AI Suggested Title: Tasting Truth: Awakened Practice Journey
I vow to taste the truth of the Tathagata's words. Yeah, does that mean that I'm the Tathagata because you're listening to me? No, that's too much. But it means, I mean, there's some meaning to these, as I'm pointing out these days, these chants we chant. It means that somehow the Tathagata's words the words, Tathagata is the biggest name for the Buddha, the coming and going, the one who comes and goes, these words somehow also can be our words. And receiving them, they're the Tathagata's words. When I, in a sense, receive them, they're the Tathagata's words.
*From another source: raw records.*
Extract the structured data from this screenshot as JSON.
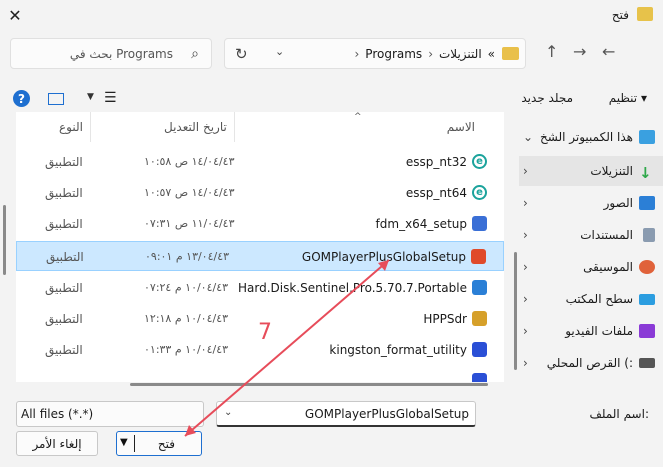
{
  "window": {
    "title": "فتح",
    "close_glyph": "✕"
  },
  "search": {
    "placeholder": "بحث في Programs"
  },
  "address": {
    "crumbs": [
      "«",
      "التنزيلات",
      "›",
      "Programs",
      "›"
    ]
  },
  "toolbar": {
    "organize": "تنظيم ▾",
    "new_folder": "مجلد جديد",
    "help": "?"
  },
  "navpane": {
    "items": [
      {
        "label": "هذا الكمبيوتر الشخ",
        "icon": "computer-icon",
        "color": "#3aa0e0"
      },
      {
        "label": "التنزيلات",
        "icon": "download-icon",
        "color": "#2ea84a",
        "selected": true
      },
      {
        "label": "الصور",
        "icon": "pictures-icon",
        "color": "#2b7fd6"
      },
      {
        "label": "المستندات",
        "icon": "documents-icon",
        "color": "#8a9bb0"
      },
      {
        "label": "الموسيقى",
        "icon": "music-icon",
        "color": "#e0623a"
      },
      {
        "label": "سطح المكتب",
        "icon": "desktop-icon",
        "color": "#2b9de0"
      },
      {
        "label": "ملفات الفيديو",
        "icon": "videos-icon",
        "color": "#8a3ad6"
      },
      {
        "label": "القرص المحلي (:",
        "icon": "drive-icon",
        "color": "#555555"
      }
    ]
  },
  "columns": {
    "name": "الاسم",
    "date": "تاريخ التعديل",
    "type": "النوع"
  },
  "files": [
    {
      "name": "essp_nt32",
      "date": "١٤/٠٤/٤٣ ص ١٠:٥٨",
      "type": "التطبيق",
      "icon": "eset-icon",
      "color": "#1ba39c"
    },
    {
      "name": "essp_nt64",
      "date": "١٤/٠٤/٤٣ ص ١٠:٥٧",
      "type": "التطبيق",
      "icon": "eset-icon",
      "color": "#1ba39c"
    },
    {
      "name": "fdm_x64_setup",
      "date": "١١/٠٤/٤٣ ص ٠٧:٣١",
      "type": "التطبيق",
      "icon": "installer-icon",
      "color": "#3a6fd6"
    },
    {
      "name": "GOMPlayerPlusGlobalSetup",
      "date": "١٣/٠٤/٤٣ م ٠٩:٠١",
      "type": "التطبيق",
      "icon": "gom-icon",
      "color": "#e04a2a",
      "selected": true
    },
    {
      "name": "Hard.Disk.Sentinel.Pro.5.70.7.Portable",
      "date": "١٠/٠٤/٤٣ م ٠٧:٢٤",
      "type": "التطبيق",
      "icon": "hds-icon",
      "color": "#2a7fd6"
    },
    {
      "name": "HPPSdr",
      "date": "١٠/٠٤/٤٣ م ١٢:١٨",
      "type": "التطبيق",
      "icon": "hp-icon",
      "color": "#d6a02a"
    },
    {
      "name": "kingston_format_utility",
      "date": "١٠/٠٤/٤٣ م ٠١:٣٣",
      "type": "التطبيق",
      "icon": "kingston-icon",
      "color": "#2a4fd6"
    }
  ],
  "bottom": {
    "filename_label": "اسم الملف:",
    "filename_value": "GOMPlayerPlusGlobalSetup",
    "filter_value": "All files (*.*)",
    "open_label": "فتح",
    "cancel_label": "إلغاء الأمر"
  },
  "annotation": {
    "step": "7",
    "color": "#e74c5a"
  }
}
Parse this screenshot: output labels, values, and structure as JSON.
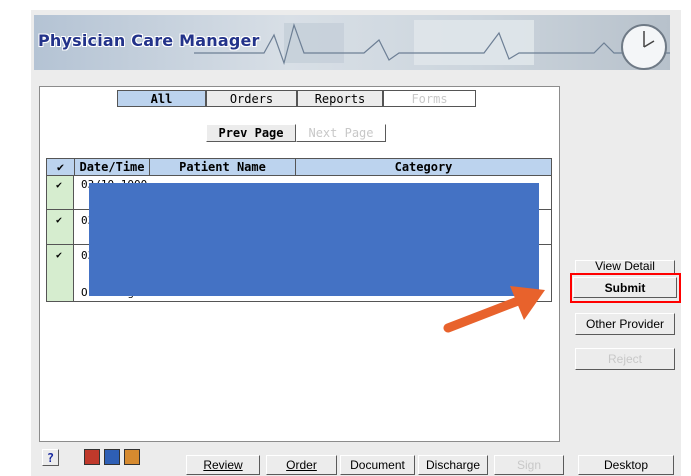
{
  "app": {
    "title": "Physician Care Manager"
  },
  "tabs": [
    {
      "label": "All",
      "state": "active"
    },
    {
      "label": "Orders",
      "state": "normal"
    },
    {
      "label": "Reports",
      "state": "normal"
    },
    {
      "label": "Forms",
      "state": "disabled"
    }
  ],
  "paging": {
    "prev": "Prev Page",
    "next": "Next Page"
  },
  "table": {
    "columns": [
      "✔",
      "Date/Time",
      "Patient Name",
      "Category"
    ],
    "rows": [
      {
        "check": "✔",
        "date": "03/10 1000",
        "fragment": ""
      },
      {
        "check": "✔",
        "date": "03",
        "fragment": ""
      },
      {
        "check": "✔",
        "date": "03",
        "fragment": ""
      }
    ],
    "row3_line": "Ordering Provider"
  },
  "side_buttons": {
    "view_detail": "View Detail",
    "submit": "Submit",
    "other_provider": "Other Provider",
    "reject": "Reject"
  },
  "bottom_buttons": {
    "review": "Review",
    "order": "Order",
    "document": "Document",
    "discharge": "Discharge",
    "sign": "Sign",
    "desktop": "Desktop"
  },
  "help": "?",
  "colors": {
    "highlight": "#ff0000",
    "arrow": "#e8622c",
    "redaction": "#4472c4",
    "header_blue": "#bcd3ee"
  }
}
That's a big idea, but Even that's a big idea, but why not?
[01:02]
What is the scope, range of our possibilities? Now, yeah, often I find myself speaking about early Buddhism and later Buddhism and so forth. as a way of finding, you know, a ground on which to speak. But it's also that I think that we recapitulate the history of Buddhism in our own practice, or at least the various changes in emphasis that drive the history of Buddhism, are also changes in emphasis that we find in ourself as we practice. And we're doing something here. Obviously we're doing something here. But the outlines of what we're doing aren't fully apparent.
[02:08]
And some of you, I mean, some of you will never come back. I mean, there may be a few of you. I hope you come back. But, I mean, if you don't come back, You've done it even like being here, just counting the days. Every morning you get up, how many more days, you know, till Christmas, I mean till... Still you'll find, I know you'll find, certain outlines of this practice unfold at other times in your life. Yeah, why? It's so simple what we're doing these 90 days and yet there's They're simple and yet a lot's folded, folded within them. Within what we do, this activity. Yeah. No, I find myself, I mean, you know, I said last time, I said, stuck or started, we'll see whether it's stuck or started, in constructing a posture.
[03:15]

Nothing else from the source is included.